Ionization cross sections for low energy electron transport

TL;DR

This paper implements and validates two models for calculating ionization cross sections for low energy electrons, enhancing Geant4's simulation accuracy below 1 keV, with the Deutsch-Maerk model showing superior performance.

Contribution

Introduction of Binary-Encounter-Bethe and Deutsch-Maerk models into Geant4 for improved low energy electron ionization simulation.

Findings

Deutsch-Maerk model most accurately reproduces experimental data

Models extend Geant4 capabilities below 1 keV

Validation against experimental and database data conducted

Abstract

Two models for the calculation of ionization cross sections by electron impact on atoms, the Binary-Encouter-Bethe and the Deutsch-Maerk models, have been implemented; they are intended to extend and improve Geant4 simulation capabilities in the energy range below 1 keV. The physics features of the implementation of the models are described, and their differences with respect to the original formulations are discussed.

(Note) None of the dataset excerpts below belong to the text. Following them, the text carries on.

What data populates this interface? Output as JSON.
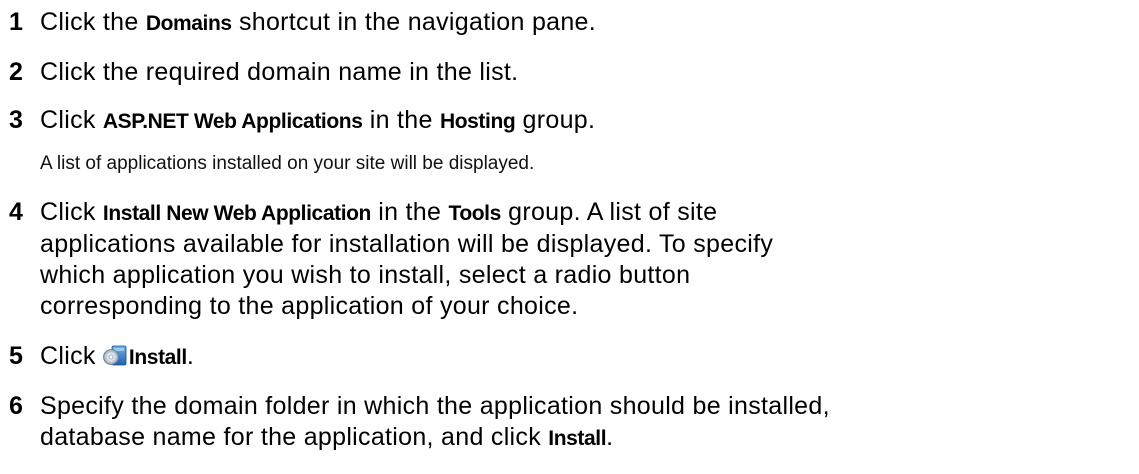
{
  "steps": [
    {
      "number": "1",
      "parts": [
        "Click the ",
        "Domains",
        " shortcut in the navigation pane."
      ]
    },
    {
      "number": "2",
      "text": "Click the required domain name in the list."
    },
    {
      "number": "3",
      "parts": [
        "Click ",
        "ASP.NET Web Applications",
        " in the ",
        "Hosting",
        " group."
      ],
      "note": "A list of applications installed on your site will be displayed."
    },
    {
      "number": "4",
      "parts": [
        "Click ",
        "Install New Web Application",
        " in the ",
        "Tools",
        " group. A list of site"
      ],
      "lines": [
        "applications available for installation will be displayed. To specify",
        "which application you wish to install, select a radio button",
        "corresponding to the application of your choice."
      ]
    },
    {
      "number": "5",
      "parts": [
        "Click ",
        "Install",
        "."
      ],
      "icon": "install-icon"
    },
    {
      "number": "6",
      "line1": "Specify the domain folder in which the application should be installed,",
      "parts": [
        "database name for the application, and click ",
        "Install",
        "."
      ]
    }
  ]
}
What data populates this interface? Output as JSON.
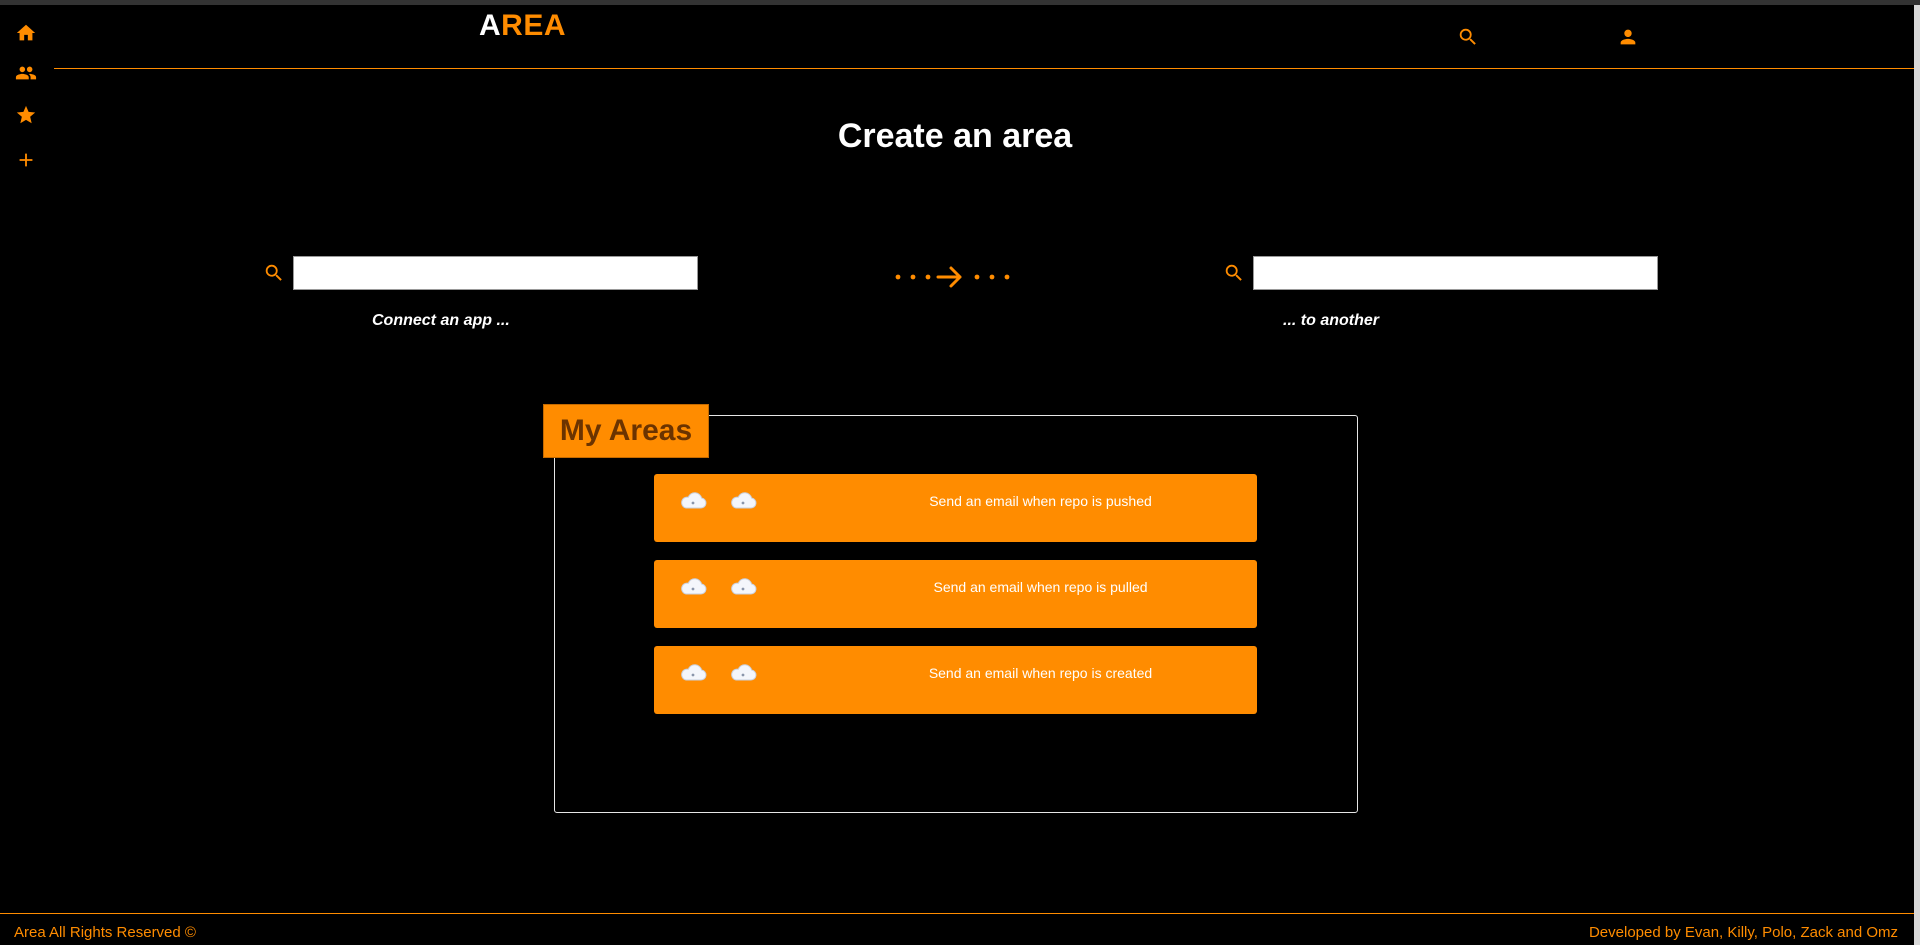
{
  "header": {
    "logo_first": "A",
    "logo_rest": "REA"
  },
  "sidebar": {
    "items": [
      {
        "icon": "home-icon"
      },
      {
        "icon": "users-icon"
      },
      {
        "icon": "star-icon"
      },
      {
        "icon": "plus-icon"
      }
    ]
  },
  "topbar_icons": [
    "search-icon",
    "user-icon"
  ],
  "main": {
    "title": "Create an area",
    "source_search": {
      "value": "",
      "caption": "Connect an app ..."
    },
    "target_search": {
      "value": "",
      "caption": "... to another"
    }
  },
  "areas": {
    "title": "My Areas",
    "items": [
      {
        "label": "Send an email when repo is pushed",
        "icons": [
          "cloud-icon",
          "cloud-icon"
        ]
      },
      {
        "label": "Send an email when repo is pulled",
        "icons": [
          "cloud-icon",
          "cloud-icon"
        ]
      },
      {
        "label": "Send an email when repo is created",
        "icons": [
          "cloud-icon",
          "cloud-icon"
        ]
      }
    ]
  },
  "footer": {
    "left": "Area All Rights Reserved ©",
    "right": "Developed by Evan, Killy, Polo, Zack and Omz"
  },
  "colors": {
    "accent": "#ff8c00",
    "background": "#000000",
    "text": "#ffffff"
  }
}
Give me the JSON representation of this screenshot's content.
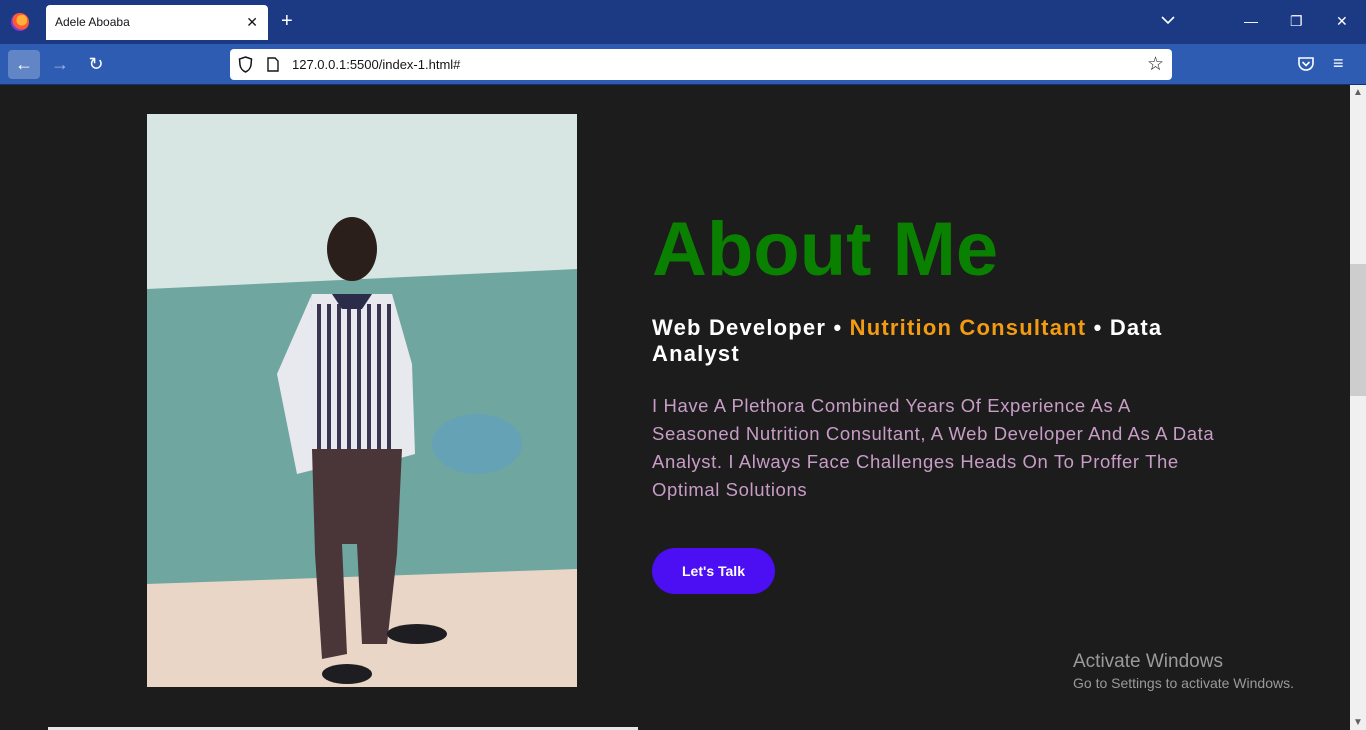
{
  "browser": {
    "tab_title": "Adele Aboaba",
    "tab_close": "✕",
    "new_tab": "+",
    "tab_list": "⌄",
    "url": "127.0.0.1:5500/index-1.html#",
    "star": "☆",
    "menu": "≡",
    "back": "←",
    "forward": "→",
    "reload": "↻",
    "minimize": "—",
    "restore": "❐",
    "close": "✕"
  },
  "page": {
    "heading": "About Me",
    "roles": {
      "part1": "Web Developer • ",
      "highlight": "Nutrition Consultant",
      "part2": " • Data Analyst"
    },
    "description": "I Have A Plethora Combined Years Of Experience As A Seasoned Nutrition Consultant, A Web Developer And As A Data Analyst. I Always Face Challenges Heads On To Proffer The Optimal Solutions",
    "cta_label": "Let's Talk"
  },
  "watermark": {
    "title": "Activate Windows",
    "subtitle": "Go to Settings to activate Windows."
  },
  "colors": {
    "heading": "#0a8000",
    "highlight": "#f39c12",
    "description": "#c79dc6",
    "cta": "#4c0ef2",
    "background": "#1c1c1c",
    "tabbar": "#1b3a83",
    "navbar": "#2e5cb3"
  }
}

Results of the verification with respect to the original theoretical sources and of extensive validation with respect to experimental data are reported. The validation process also concerns the ionization cross sections included in the Evaluated Electron Data Library used by Geant4 for low energy electron transport. Among the three cross section options, the Deutsch-Maerk model is identified as the most accurate at reproducing experimental data over the energy range subject to test.